Japan’s hawkish Prime Minister, Shinzo Abe, kicked off his South-east Asian trip this week, his first since taking office, in a bid to reinforce Japan’s economic presence and strengthen security ties in the region amid an increasingly aggressive China.

Abe will be traveling to Thailand on Thursday from Vietnam before leaving for Indonesia on Friday as part of his three-country tour of the 10-member Association of Southeast Asian Nations to shore up alliances at a time when tensions with China over territorial disputes has escalated.

His visit to Vietnam is aimed at promoting cooperation between the two countries on various fields such as politics, national security, economics, trade and investment. It also coincides with the opening of the Year of Vietnam-Japan Friendship to celebrate the 40th anniversary of the establishment of diplomatic relations.

Abe will meet with Thai Prime Minister Yingluck Shinawatra in Bangkok to discuss a strategic alliance to boost economic, political, social and cultural ties.
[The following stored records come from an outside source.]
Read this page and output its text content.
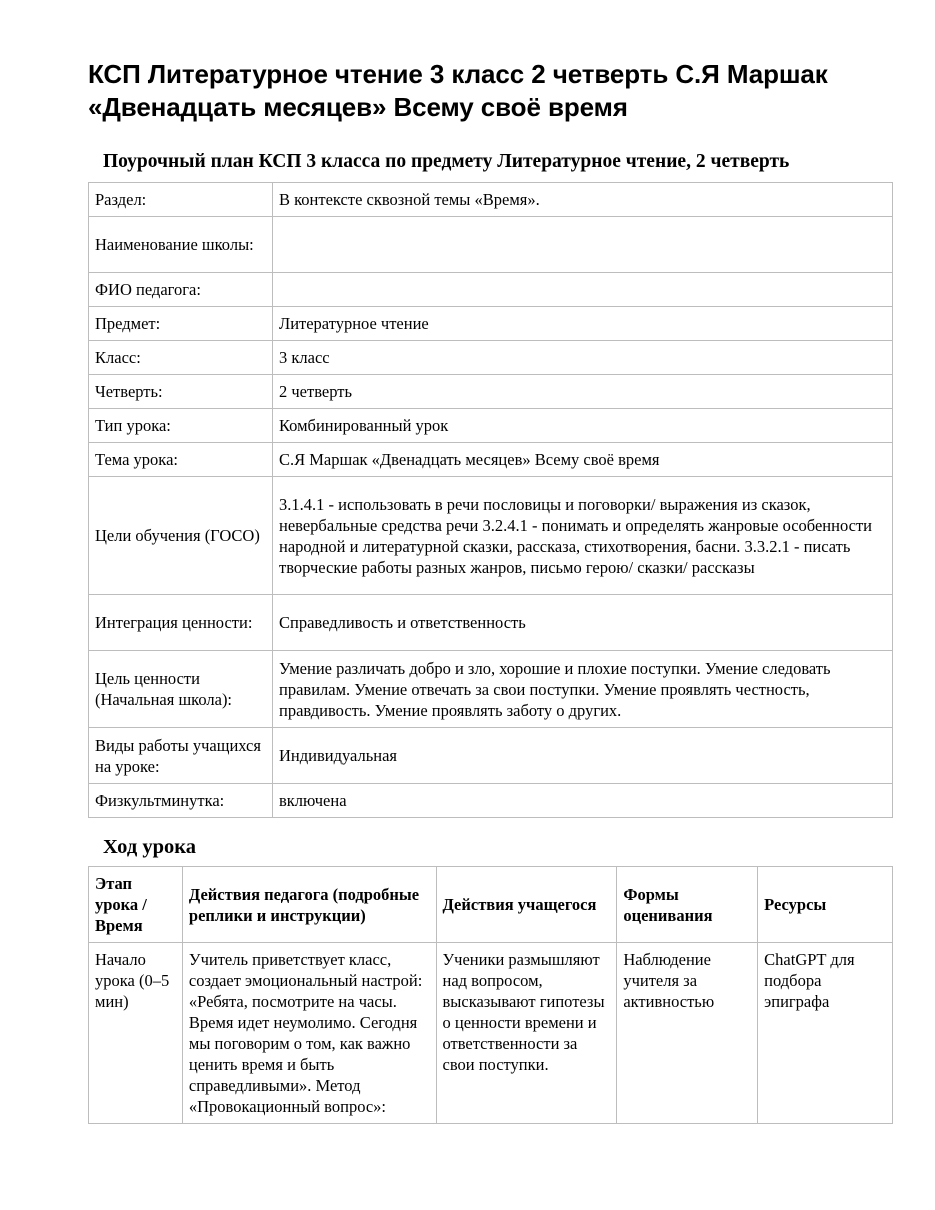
КСП Литературное чтение 3 класс 2 четверть С.Я Маршак «Двенадцать месяцев» Всему своё время
Поурочный план КСП 3 класса по предмету Литературное чтение, 2 четверть
Раздел:	В контексте сквозной темы «Время».
Наименование школы:	
ФИО педагога:	
Предмет:	Литературное чтение
Класс:	3 класс
Четверть:	2 четверть
Тип урока:	Комбинированный урок
Тема урока:	С.Я Маршак «Двенадцать месяцев» Всему своё время
Цели обучения (ГОСО)	3.1.4.1 - использовать в речи пословицы и поговорки/ выражения из сказок, невербальные средства речи 3.2.4.1 - понимать и определять жанровые особенности народной и литературной сказки, рассказа, стихотворения, басни. 3.3.2.1 - писать творческие работы разных жанров, письмо герою/ сказки/ рассказы
Интеграция ценности:	Справедливость и ответственность
Цель ценности (Начальная школа):	Умение различать добро и зло, хорошие и плохие поступки. Умение следовать правилам. Умение отвечать за свои поступки. Умение проявлять честность, правдивость. Умение проявлять заботу о других.
Виды работы учащихся на уроке:	Индивидуальная
Физкультминутка:	включена
Ход урока
Этап урока / Время	Действия педагога (подробные реплики и инструкции)	Действия учащегося	Формы оценивания	Ресурсы
Начало урока (0–5 мин)	Учитель приветствует класс, создает эмоциональный настрой: «Ребята, посмотрите на часы. Время идет неумолимо. Сегодня мы поговорим о том, как важно ценить время и быть справедливыми». Метод «Провокационный вопрос»:	Ученики размышляют над вопросом, высказывают гипотезы о ценности времени и ответственности за свои поступки.	Наблюдение учителя за активностью	ChatGPT для подбора эпиграфа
Abe is expected to ask Thailand to “play a constructive role in bringing about peaceful negotiations according to international laws” to the ensuing territorial dispute between ASEAN members and China. Japanese officials said Abe is also keen on strengthening economic ties through a master plan for flood prevention, according to the Wall Street Journal.

A senior official at the Japanese Embassy in Bangkok said Abe’s trip to the fast-growing region underlines Japan’s view that “relations with ASEAN are vital”.